Status:
Resolved
Health advisory:
130005
Date Issued:
14 May 2013
Issued by:
Dr Rosemary Lester, Chief Health Officer, Victoria
Issued to:
Hospitals and laboratories

Key messages

  • Enterovirus 71 (EV71) has been confirmed in a number of children in New South Wales and more recently in Victoria, and has caused severe neurological disease in young children. Hand, Foot and Mouth disease (HFMD), or a history of contact with a case of HFMD, are occasional but not consistent findings in these children.
  • Children under five years of age are most likely to develop complications of EV71 infection.
  • Any child presenting with a febrile illness and neurological features (including irritability) should have a diagnosis of EV71 considered.
  • Testing for EV71 by PCR should be performed on stool specimens  and throat swabs (or NPA). Positive isolates from patients should be sent for characterisation to the Enterovirus Reference Laboratory at VIDRL (telephone 9342 2600).
  • Children with suspected complicated EV71 infection should be cared for in a single room with contact precautions in place.

What is the issue?

In recent months a number of children presenting to hospitals in New South Wales with acute febrile illness and neurological complications have been diagnosed with enterovirus 71 (EV71). These complications have included meningo-encephalitis, acute paralysis, and transverse myelitis which can be followed by rapidly progressive, and potentially fatal, cardio-respiratory collapse due to neurogenic pulmonary oedema.

Several cases have now been diagnosed in Victoria.

Who is at risk?

Children under five years of age, particularly those under 2 years, are most likely to develop complications from EV71 infection. Hand, Foot and Mouth disease (HFMD), or a history of contact with a case of HFMD, are occasional but not consistent findings in these children.

Symptoms and transmission

Warning signs include myoclonic jerks, urinary retention, neurological signs, altered consciousness, and cardiac or respiratory features including bradycardia, tachycardia, tachypnoea, and respiratory distress.

Any child presenting with a febrile illness and neurological features (including irritability) should have a diagnosis of EV71 considered and should be discussed with an emergency consultant or paediatrician. Those with concerning neurological features or signs should be discussed with a paediatric neurologist.

Appropriate testing for EV71 includes the collection of a stool specimen and throat swab (or NPA) for enterovirus PCR. For children undergoing LP, enterovirus PCR should be ordered on CSF samples in addition to other usual investigations.
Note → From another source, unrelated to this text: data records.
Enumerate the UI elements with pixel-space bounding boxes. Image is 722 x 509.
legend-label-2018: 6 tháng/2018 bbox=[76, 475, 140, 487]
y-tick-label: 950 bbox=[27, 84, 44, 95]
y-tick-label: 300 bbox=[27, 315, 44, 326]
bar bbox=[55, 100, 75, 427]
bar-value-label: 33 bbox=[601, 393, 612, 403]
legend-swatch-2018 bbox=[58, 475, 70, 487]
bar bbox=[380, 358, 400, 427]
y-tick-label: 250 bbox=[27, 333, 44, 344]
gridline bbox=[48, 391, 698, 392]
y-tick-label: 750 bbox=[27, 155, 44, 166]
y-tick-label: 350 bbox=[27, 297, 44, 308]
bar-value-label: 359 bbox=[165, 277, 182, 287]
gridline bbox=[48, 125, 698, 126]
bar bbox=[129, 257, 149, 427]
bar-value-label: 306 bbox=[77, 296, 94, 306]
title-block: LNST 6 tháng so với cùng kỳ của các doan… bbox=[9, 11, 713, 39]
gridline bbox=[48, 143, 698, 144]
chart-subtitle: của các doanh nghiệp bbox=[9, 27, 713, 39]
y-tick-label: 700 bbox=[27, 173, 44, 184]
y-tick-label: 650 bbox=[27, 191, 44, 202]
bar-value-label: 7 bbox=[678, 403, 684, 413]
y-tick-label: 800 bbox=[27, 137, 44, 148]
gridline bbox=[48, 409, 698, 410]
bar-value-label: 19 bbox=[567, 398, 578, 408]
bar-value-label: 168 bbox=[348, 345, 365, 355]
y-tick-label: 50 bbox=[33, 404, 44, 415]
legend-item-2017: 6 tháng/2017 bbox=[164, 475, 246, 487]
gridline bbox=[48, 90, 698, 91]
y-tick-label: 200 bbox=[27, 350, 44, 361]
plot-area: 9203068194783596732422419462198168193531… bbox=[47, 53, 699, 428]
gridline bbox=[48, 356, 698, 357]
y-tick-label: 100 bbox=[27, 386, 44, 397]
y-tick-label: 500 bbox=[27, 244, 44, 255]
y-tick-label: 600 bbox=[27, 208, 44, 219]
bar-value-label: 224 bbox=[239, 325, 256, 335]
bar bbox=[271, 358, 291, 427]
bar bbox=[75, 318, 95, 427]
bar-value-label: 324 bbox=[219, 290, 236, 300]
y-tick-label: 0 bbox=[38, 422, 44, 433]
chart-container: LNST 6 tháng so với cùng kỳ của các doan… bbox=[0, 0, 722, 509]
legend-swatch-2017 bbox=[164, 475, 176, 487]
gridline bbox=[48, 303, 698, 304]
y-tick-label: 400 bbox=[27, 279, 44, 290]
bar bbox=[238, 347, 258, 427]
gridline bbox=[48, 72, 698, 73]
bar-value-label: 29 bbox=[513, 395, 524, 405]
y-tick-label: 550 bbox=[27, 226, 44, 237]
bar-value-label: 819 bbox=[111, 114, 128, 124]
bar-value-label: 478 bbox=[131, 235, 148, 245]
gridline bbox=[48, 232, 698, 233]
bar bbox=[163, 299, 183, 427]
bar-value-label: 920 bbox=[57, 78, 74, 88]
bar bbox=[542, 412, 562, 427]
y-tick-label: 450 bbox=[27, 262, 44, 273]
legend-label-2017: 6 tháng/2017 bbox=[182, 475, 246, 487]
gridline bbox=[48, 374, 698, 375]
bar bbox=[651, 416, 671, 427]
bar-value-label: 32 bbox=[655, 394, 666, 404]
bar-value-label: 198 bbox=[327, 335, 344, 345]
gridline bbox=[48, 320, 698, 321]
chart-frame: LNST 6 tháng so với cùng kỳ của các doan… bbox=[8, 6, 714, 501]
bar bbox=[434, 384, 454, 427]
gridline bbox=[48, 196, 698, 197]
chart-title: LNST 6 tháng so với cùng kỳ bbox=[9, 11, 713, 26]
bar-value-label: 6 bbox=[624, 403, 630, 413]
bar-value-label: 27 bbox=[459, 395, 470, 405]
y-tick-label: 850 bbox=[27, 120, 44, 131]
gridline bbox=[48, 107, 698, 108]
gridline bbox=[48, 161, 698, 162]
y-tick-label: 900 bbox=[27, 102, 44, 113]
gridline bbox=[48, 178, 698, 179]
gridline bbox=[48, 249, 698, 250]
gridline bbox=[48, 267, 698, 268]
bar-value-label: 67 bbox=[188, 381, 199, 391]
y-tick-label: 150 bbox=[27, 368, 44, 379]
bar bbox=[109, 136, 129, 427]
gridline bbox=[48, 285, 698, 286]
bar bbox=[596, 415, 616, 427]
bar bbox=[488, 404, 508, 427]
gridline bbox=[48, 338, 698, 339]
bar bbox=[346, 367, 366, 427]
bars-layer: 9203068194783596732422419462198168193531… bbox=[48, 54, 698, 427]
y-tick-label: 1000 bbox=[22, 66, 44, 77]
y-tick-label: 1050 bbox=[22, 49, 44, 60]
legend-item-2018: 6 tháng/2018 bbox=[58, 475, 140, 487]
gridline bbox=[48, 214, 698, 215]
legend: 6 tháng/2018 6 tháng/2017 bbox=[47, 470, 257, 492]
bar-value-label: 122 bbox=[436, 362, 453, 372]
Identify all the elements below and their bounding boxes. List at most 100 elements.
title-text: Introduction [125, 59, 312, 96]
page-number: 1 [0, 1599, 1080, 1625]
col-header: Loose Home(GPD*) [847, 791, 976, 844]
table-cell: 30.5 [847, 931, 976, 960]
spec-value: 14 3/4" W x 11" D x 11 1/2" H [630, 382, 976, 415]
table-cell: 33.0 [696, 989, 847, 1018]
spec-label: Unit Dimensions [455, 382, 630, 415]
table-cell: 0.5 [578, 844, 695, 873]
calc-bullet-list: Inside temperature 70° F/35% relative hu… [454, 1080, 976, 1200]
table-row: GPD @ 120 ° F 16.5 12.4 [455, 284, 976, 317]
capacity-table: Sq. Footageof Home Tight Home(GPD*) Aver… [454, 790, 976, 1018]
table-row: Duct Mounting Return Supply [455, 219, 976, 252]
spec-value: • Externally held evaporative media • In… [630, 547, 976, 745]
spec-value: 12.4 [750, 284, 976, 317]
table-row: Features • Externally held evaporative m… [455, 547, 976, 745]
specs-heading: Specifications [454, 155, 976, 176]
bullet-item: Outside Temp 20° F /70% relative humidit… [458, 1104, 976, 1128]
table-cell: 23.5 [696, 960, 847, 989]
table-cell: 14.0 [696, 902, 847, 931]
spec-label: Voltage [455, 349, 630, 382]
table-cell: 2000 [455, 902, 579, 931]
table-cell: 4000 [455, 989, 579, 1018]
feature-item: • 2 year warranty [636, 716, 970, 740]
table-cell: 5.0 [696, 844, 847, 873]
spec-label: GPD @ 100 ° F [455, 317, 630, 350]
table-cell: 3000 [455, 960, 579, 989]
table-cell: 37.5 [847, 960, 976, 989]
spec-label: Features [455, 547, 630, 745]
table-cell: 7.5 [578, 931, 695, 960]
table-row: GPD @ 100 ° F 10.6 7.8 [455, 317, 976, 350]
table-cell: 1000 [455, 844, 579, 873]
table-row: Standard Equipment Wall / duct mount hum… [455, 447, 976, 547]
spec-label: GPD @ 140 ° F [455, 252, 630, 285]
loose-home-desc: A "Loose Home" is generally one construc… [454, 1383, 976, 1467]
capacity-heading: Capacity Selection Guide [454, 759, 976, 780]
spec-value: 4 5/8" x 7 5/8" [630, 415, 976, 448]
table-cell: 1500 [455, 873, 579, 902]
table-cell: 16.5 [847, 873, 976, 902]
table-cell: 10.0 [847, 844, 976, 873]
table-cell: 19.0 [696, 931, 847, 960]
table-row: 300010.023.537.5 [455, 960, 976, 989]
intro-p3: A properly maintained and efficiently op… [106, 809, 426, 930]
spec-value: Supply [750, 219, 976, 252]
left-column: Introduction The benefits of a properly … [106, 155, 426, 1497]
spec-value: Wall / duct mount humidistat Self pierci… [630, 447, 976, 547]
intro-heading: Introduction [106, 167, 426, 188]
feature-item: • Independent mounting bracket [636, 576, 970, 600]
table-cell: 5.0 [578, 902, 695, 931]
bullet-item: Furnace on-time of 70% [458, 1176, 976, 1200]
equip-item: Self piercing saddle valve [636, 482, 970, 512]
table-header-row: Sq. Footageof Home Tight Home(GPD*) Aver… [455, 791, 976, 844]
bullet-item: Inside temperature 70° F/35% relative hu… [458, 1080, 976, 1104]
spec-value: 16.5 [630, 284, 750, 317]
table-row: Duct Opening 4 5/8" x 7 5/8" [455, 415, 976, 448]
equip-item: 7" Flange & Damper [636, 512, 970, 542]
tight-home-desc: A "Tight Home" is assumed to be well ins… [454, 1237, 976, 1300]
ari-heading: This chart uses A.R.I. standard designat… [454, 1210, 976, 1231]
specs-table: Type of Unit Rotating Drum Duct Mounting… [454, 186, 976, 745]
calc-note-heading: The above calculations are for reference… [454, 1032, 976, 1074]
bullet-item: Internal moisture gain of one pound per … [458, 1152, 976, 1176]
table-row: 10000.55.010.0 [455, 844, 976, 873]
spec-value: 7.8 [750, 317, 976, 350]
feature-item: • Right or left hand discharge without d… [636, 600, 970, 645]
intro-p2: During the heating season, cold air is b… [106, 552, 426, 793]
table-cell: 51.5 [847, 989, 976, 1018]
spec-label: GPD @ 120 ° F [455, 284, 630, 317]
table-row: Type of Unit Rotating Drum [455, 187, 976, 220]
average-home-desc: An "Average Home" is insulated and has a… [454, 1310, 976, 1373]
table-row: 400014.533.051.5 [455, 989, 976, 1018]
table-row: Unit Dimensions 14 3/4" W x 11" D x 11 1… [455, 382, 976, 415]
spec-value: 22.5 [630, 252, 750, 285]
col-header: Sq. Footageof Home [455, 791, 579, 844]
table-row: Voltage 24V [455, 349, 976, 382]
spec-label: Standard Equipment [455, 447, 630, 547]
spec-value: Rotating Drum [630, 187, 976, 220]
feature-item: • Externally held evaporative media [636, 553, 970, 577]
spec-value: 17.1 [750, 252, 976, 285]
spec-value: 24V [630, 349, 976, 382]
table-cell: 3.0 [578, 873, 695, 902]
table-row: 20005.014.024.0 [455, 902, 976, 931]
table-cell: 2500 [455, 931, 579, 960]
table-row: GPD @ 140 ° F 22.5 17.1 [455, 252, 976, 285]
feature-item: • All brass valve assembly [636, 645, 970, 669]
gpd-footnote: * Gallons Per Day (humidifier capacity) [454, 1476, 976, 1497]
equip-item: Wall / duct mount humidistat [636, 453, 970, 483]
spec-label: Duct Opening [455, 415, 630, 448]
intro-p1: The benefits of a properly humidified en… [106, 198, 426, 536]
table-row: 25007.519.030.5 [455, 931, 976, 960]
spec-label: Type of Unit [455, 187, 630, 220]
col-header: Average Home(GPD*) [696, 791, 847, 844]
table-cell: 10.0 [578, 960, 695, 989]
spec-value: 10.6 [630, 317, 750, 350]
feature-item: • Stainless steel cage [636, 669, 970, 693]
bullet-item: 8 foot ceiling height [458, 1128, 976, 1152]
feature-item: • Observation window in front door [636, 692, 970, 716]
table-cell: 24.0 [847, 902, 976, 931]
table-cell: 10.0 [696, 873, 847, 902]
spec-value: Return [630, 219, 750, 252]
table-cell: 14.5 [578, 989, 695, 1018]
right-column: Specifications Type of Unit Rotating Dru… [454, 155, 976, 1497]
If enterovirus is detected in a child with a clinically consistent illness, the sample should be sent for sequencing to determine if the individual has EV71 infection. This testing can be performed at the Enterovirus Reference Laboratory at VIDRL (telephone 9342 2600)

Enteroviruses are typically transmitted via contact with faeces or respiratory secretions so children with suspected complicated EV71 infection should be cared for in a single room with contact precautions in place.

Prevention/treatment

Children with suspected complicated EV71infection should be cared for in a single room with contact precautions in place, as enteroviruses are typically transmitted via contact with faeces or respiratory secretions.